At home I’d made a point to not look at either Harry or Emma online. I knew Tom would be all over it if he’d noticed. And to be honest, I wanted to pretend she didn’t exist. I didn’t want to think of Harry at home, chatting to her, watching those movies with her. I felt sick at the thought of catching him out in a lie, where he told me he’d had an early night, only to see her post that they’d been out for a meal with friends. It’s a head-in-the-sand approach, I think, which you need to have if you’re having an affair with someone who’s married. You can’t let yourself think about the reality, that they are living a life separately from you, and that is not only their real life, it’s their choice. You don’t tend to find photos of married men in handcuffs or chained to walls in cellars with their wives standing guard over them. Or not on the sites I go to, anyway.
When evening came and darkness fell, I knew he wouldn’t be coming. I felt so hemmed in, in that hotel room. I had to get out, to get some air. And of course, though I told myself I was just going for a drive around, I knew where I was going. I went out to my car, where I’d hidden it away the night before. It was still packed full of bags and boxes. As I said, sometimes it’s best to avoid reality, so I angled my rearview mirror so that I couldn’t see any of my things, and set off.

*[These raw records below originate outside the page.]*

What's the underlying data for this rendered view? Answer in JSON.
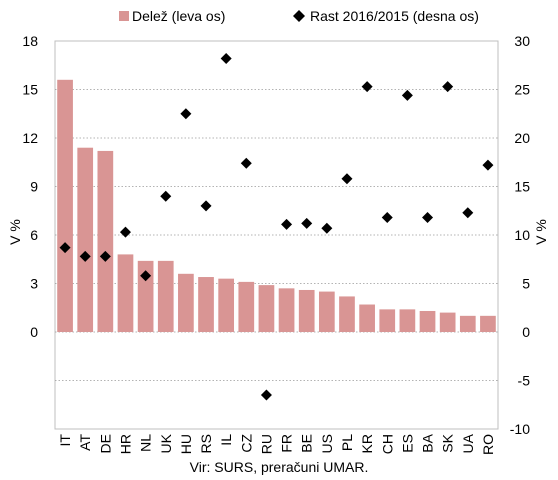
{
  "chart_data": {
    "type": "bar",
    "categories": [
      "IT",
      "AT",
      "DE",
      "HR",
      "NL",
      "UK",
      "HU",
      "RS",
      "IL",
      "CZ",
      "RU",
      "FR",
      "BE",
      "US",
      "PL",
      "KR",
      "CH",
      "ES",
      "BA",
      "SK",
      "UA",
      "RO"
    ],
    "series": [
      {
        "name": "Delež (leva os)",
        "type": "bar",
        "axis": "left",
        "color": "#d99594",
        "values": [
          15.6,
          11.4,
          11.2,
          4.8,
          4.4,
          4.4,
          3.6,
          3.4,
          3.3,
          3.1,
          2.9,
          2.7,
          2.6,
          2.5,
          2.2,
          1.7,
          1.4,
          1.4,
          1.3,
          1.2,
          1.0,
          1.0
        ]
      },
      {
        "name": "Rast 2016/2015 (desna os)",
        "type": "scatter",
        "axis": "right",
        "marker": "diamond",
        "color": "#000000",
        "values": [
          8.7,
          7.8,
          7.8,
          10.3,
          5.8,
          14.0,
          22.5,
          13.0,
          28.2,
          17.4,
          -6.5,
          11.1,
          11.2,
          10.7,
          15.8,
          25.3,
          11.8,
          24.4,
          11.8,
          25.3,
          12.3,
          17.2
        ]
      }
    ],
    "y_left": {
      "label": "V %",
      "ticks": [
        0,
        3,
        6,
        9,
        12,
        15,
        18
      ],
      "range": [
        -6,
        18
      ]
    },
    "y_right": {
      "label": "V %",
      "ticks": [
        -10,
        -5,
        0,
        5,
        10,
        15,
        20,
        25,
        30
      ],
      "range": [
        -10,
        30
      ]
    },
    "legend": {
      "position": "top"
    },
    "grid": true,
    "source": "Vir: SURS, preračuni UMAR."
  }
}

I’d never been to Harry’s house before, never driven past it, even in the early days. I’d been too scared, for one thing, worried I’d be seen and he’d think I was stalking him. And then after I knew I loved him, I didn’t want to go near, to see the life he lived with another woman. Now I was nervous but determined to take the risk. I glanced around. The road was lined with chestnut trees and his house was large, about thirty years old, and separated from the sidewalk by a large lawn.

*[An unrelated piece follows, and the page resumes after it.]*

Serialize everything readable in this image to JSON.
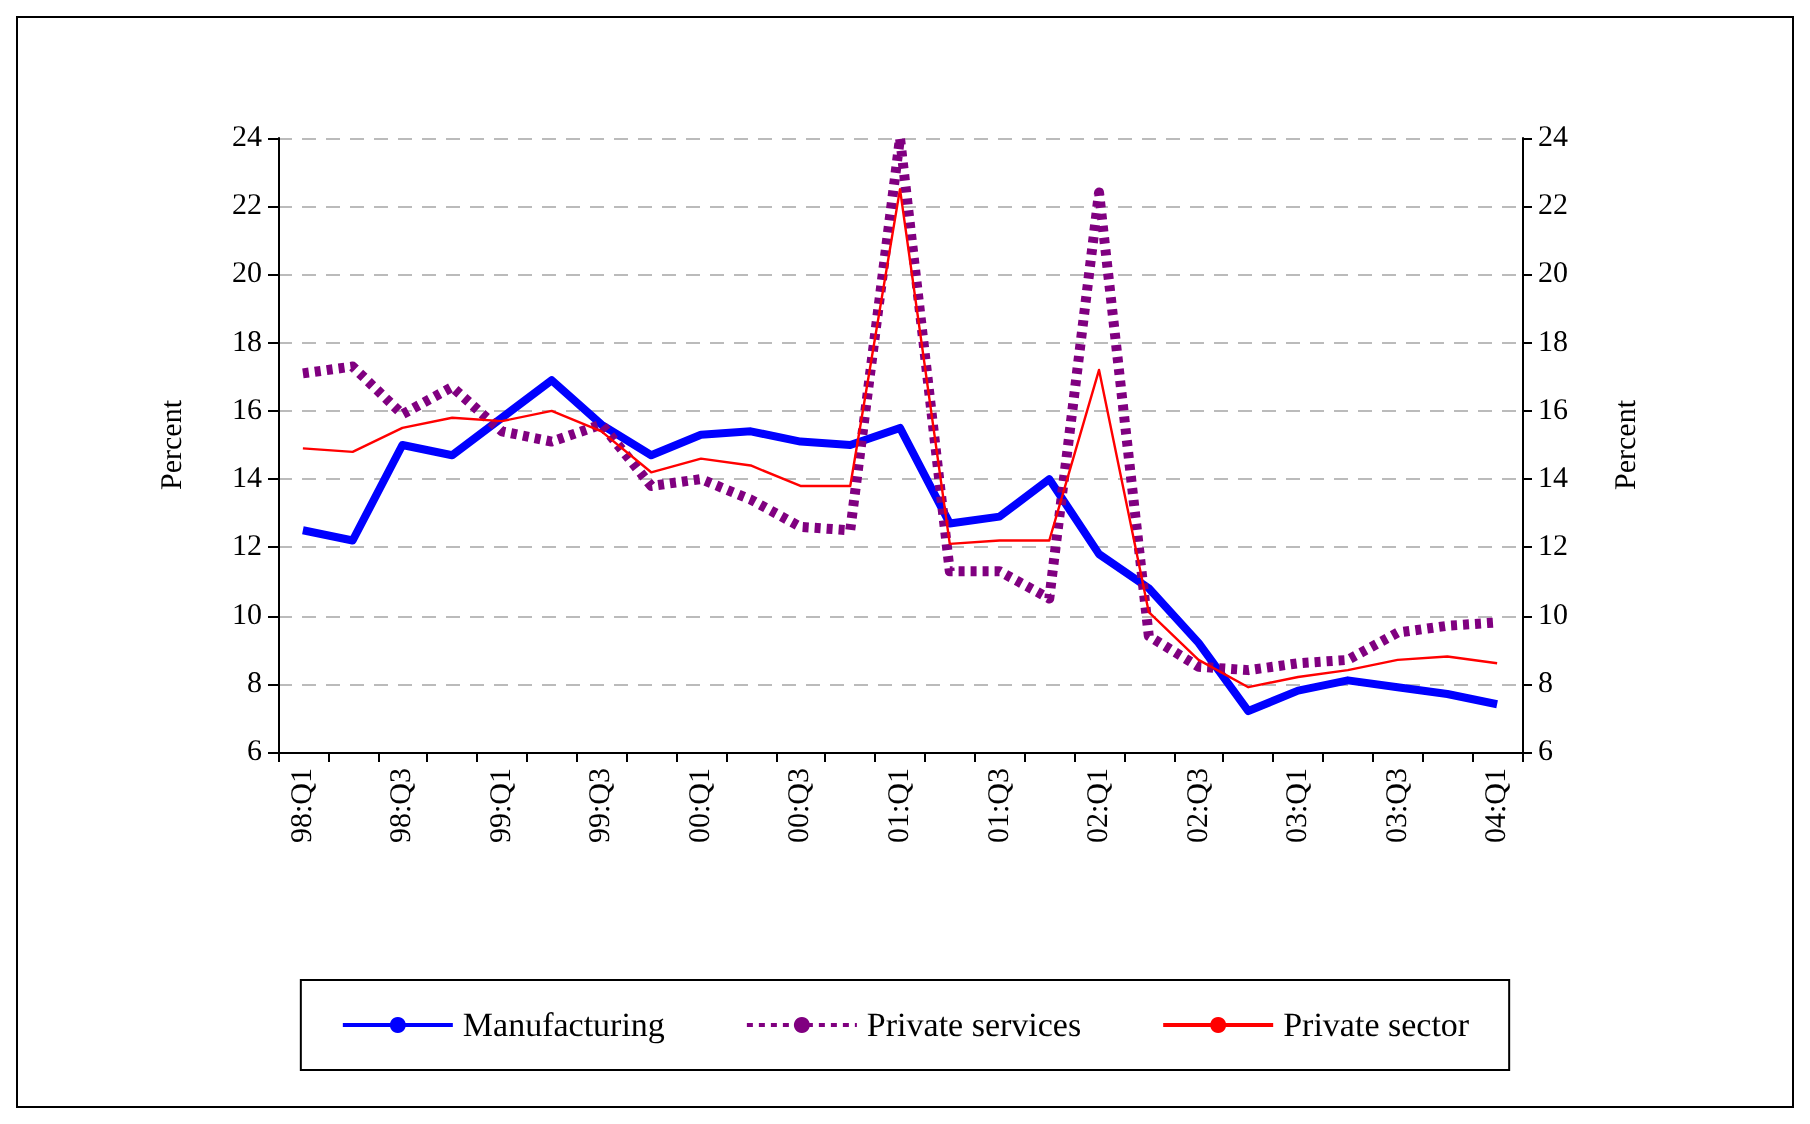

When I saw there was a light in their hallway, I put my foot down and drove quickly to the end of the road. I stopped there for a while, my heart beating fast. He was inside; I could knock if I wanted to, and I’d see him. I’d be able to ask him what had happened, where he’d gone to. And then I thought of his wife, Emma, standing behind him. I could picture her now, giving m
e that sassy stare. My stomach clenched as I thought of her saying, Who is it, darling? What would he reply? Suddenly I realized I didn’t know what he’d say. What he’d do. Would he embrace me or deny he knew who I was?
It was a quiet neighborhood and no one was around. I started my car and slowly drove past their house again. And then I realized. Her car was there: a little red Mini that I’d seen her in one day when she picked him up from work. His wasn’t there. I knew it wouldn’t be in their garage; we’d talked one day about how everyone just filled their garages with junk.
I turned the car round and stopped just short of his house. It looked as though she was at home, perhaps in the kitchen at the back. Then it dawned on me. She was at home. He was out. Had he come to see me? Had he left her?
Quickly I drove to the end of his street and turned onto the main road. My heart was almost in my mouth as I raced back to the hotel. I parked in the first space I saw and ran into the lobby. The receptionist looked up at me and smiled. She started to greet me, but I dashed into the elevator. I hadn’t a moment to spare. I grabbed my key card from my pocket and swiped it until I could open the door.